I did chuckle at the comment that if I asked to see a risk assessment they might think I'm not very bright. I'm not going to ask to see it, but it strikes me that asking to see a risk assessment is not the action of a stupid parent. Caveat - I am NOT saying that people who unquestioningly send their children to petting farms are stupid, but it's usually bright people who DO ask questions in life.

OP posts:
thegreylady · 03/06/2014 08:10

All the ones I have been to have hand gel by every pen and little sinks and towels. When I have been there school parties are lined up after each group of animals and teachers supervise hand cleaning. I don't think you need worry too much.

Sirzy · 03/06/2014 08:28

Why aren't you going to ask to see the risk assessment? That will show just how much consideration they have put into the trip.

Having risk assessed numerous trips to farms for young children I find that generally they are much safer than the trips when I take DS on my own because you find yourself considering every little aspect - seriously a 4 page risk assessment for a one day trip to the farm! On the trip I spend half my time supervising/assisting with the washing and drying of hands.
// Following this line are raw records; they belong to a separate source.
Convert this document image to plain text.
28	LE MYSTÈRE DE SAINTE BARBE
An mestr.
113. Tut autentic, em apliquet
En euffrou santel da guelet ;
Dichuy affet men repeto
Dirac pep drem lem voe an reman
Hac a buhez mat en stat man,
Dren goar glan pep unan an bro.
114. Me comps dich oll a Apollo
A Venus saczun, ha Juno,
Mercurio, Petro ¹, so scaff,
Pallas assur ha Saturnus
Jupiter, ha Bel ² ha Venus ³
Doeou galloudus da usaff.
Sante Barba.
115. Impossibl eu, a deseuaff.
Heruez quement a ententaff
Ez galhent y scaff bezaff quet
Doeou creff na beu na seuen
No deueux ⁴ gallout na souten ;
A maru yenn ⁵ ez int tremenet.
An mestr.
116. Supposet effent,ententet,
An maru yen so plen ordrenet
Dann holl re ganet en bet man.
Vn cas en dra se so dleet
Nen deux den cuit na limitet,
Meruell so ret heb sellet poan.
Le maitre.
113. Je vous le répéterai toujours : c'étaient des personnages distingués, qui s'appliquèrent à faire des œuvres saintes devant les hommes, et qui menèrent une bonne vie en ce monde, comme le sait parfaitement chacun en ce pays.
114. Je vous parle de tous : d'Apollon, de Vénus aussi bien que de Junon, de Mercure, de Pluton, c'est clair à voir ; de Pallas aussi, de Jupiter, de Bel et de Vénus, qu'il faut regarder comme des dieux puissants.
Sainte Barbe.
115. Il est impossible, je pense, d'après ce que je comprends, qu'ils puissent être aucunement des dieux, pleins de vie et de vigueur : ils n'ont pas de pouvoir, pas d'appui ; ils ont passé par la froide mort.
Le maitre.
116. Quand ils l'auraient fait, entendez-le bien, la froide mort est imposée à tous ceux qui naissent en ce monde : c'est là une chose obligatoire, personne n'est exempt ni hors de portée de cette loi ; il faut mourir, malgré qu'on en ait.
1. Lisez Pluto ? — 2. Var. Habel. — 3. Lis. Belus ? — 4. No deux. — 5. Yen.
The staff at each of the farms we have visited are very much aware of the risks and pushing the hand washing side too.

Seriously the risk is minimal.

candycoatedwaterdrops · 03/06/2014 08:41

The risk of contracting this type of E Coli is 0.004%. So yes, there is a risk but a tiny one. I think you are being very unreasonable to not let her go due to this tiny risk.

candycoatedwaterdrops · 03/06/2014 08:43

You weren't prepared to listen anyway, so not sure why you even bothered asking if you were BU. Hmm

chocolateWaffles · 03/06/2014 09:02

DD is 20 months and has kissed a goat and laid her face against a pig in the past week. These sort of things are a regular occurrence yet she's still alive.. She is extremely healthy actually! she has had a couple of colds and that's been it illness-wise.

So I'm sure if she does happen to suck her hand (not sure how likely a 3 year old is to do that either?) then she'll be absolutely fine.

saoirse31 · 03/06/2014 09:19

I wonder what the next thing is which you'll not allow her to do. Can understand your concern but think you are being unreasonable.